Maria Dizzia, Michael Cerveris, and Laura Benanti
Photo by Joan Marcus.

Unfortunately, even these added layers of context and depth make the story difficult to sustain over two and a half hours. Sight gags about the stimulating devices - including the horrific "Chattanooga vibrator" to which Leo is subjected - and Catherine's borderline conspiring to treat herself when her husband refuses may satisfy in the short term. But because the side plots and subsidiary characters aren't especially compelling, you focus on the play's coarser aspects more than they're capable of bearing - and ultimately, they're not much more than the sort of lame sex jokes most people get tired of after middle school.

Counting adultery, classism, lesbianism, racism, artistic inspiration, the disintegration of social prudishness, the landscape of scientific progress, and a modern history of wet nursing in addition the dual-headed main story of vibrator theory and the accidental collapse of a marriage, Ruhl has loaded In the Next Room with too many expansive topics to do any of them justice. Neither she nor her director, Les Waters, is capable of drawing your attention to the threads of greatest importance, which instead of elevating everything only increases the insignificance of each individual portion.
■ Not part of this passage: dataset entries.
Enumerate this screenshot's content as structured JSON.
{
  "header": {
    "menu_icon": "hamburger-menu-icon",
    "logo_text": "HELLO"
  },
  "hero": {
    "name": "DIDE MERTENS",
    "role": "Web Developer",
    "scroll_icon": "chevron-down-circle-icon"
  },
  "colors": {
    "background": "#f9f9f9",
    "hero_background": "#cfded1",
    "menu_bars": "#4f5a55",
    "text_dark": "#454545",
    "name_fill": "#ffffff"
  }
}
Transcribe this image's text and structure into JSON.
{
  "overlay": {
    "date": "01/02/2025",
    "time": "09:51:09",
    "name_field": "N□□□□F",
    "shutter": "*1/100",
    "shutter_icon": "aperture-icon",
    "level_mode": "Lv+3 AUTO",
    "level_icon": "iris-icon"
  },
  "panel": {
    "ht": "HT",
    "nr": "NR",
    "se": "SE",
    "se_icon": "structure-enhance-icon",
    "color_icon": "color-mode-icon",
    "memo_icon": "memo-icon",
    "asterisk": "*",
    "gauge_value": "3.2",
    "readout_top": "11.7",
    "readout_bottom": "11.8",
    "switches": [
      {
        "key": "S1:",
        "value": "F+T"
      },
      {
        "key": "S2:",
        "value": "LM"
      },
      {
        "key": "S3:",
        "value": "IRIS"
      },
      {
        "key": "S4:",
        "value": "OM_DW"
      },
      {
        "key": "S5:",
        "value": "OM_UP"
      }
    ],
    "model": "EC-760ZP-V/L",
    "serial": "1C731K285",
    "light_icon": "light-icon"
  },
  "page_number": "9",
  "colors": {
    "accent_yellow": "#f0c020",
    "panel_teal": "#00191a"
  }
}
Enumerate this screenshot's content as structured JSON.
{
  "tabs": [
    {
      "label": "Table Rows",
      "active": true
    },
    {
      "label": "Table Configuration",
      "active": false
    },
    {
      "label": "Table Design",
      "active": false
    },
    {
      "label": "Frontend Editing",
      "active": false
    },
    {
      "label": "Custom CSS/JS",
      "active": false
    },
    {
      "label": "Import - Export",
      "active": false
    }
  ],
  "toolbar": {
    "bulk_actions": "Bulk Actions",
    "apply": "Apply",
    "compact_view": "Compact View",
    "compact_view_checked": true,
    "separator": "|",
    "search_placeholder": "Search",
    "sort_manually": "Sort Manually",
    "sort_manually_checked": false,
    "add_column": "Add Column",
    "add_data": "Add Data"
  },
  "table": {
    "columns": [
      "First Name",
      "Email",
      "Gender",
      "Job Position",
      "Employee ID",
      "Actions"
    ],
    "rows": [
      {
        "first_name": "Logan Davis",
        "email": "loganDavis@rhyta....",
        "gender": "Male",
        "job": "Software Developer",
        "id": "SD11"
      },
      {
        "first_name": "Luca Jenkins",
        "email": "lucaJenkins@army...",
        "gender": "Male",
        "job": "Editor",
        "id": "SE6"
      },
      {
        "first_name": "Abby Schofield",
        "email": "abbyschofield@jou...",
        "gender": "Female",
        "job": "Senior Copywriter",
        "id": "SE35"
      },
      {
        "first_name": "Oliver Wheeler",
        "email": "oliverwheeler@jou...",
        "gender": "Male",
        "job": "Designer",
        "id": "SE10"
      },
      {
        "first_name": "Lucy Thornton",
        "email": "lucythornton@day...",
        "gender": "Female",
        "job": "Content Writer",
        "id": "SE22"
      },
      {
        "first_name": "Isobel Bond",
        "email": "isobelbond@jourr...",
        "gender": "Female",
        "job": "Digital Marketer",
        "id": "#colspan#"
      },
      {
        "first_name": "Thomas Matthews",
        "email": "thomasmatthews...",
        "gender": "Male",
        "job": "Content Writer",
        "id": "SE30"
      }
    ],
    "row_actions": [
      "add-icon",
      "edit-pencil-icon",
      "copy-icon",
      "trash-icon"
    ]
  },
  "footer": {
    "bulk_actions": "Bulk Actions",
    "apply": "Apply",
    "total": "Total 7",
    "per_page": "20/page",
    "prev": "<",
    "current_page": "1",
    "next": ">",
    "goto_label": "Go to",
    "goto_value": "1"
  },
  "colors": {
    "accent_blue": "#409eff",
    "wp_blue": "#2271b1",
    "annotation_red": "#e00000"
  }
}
This is most evident in Benanti's extremely uneasy performance - apparently unable to decide whether Catherine needs to be played as a contemporary woman or a hyper-corseted Victorian, she thus plays both simultaneously to nonexistent effect. Cerveris tries to make Dr. Givings a man of dispassionate detachment, but shoots past clinical and into comatose. Stetson is hampered by a thankless role that delivers a very weak (and predictable) payoff, and has trouble reconciling Annie's dedication with the desires she keeps hidden. Bernstine is decent but downbeat as Elizabeth; and Dizzia finds all the fun possible in the sole role that really allows it.

If not for her, and Annie Smart's lovely set and David Zinn's judiciously elaborate costumes, things would still be far too heavy - that's typical of Ruhl's work. But I must give credit to the playwright, who for the first time shows she can behave herself even while going overboard. Her previous plays have evinced a smug addiction to style at the expense of substance - more self-gratification than dramatization. That quality is present here only in tiny doses; the result is a play that was to entertain, engage, and enlighten the audience - and, at the performance I attended, seemed to succeed.

Ruhl should continue her exploration of those concepts. But she also needs to learn that more is not always necessarily better, and that telling 12 different stories well is almost always harder than telling one well. Distilling things down to fewer but more crystalline messages and plot points would make everything present better. As it is, In the Next Room or the Vibrator Play is a superb 80-minute lark locked in a 150-minute play's lumbering, pent-up body. The chances are that it could be just as free-spirited as it thinks it is if, like Dr. Givings's patients, its own base needs were better recognized and met.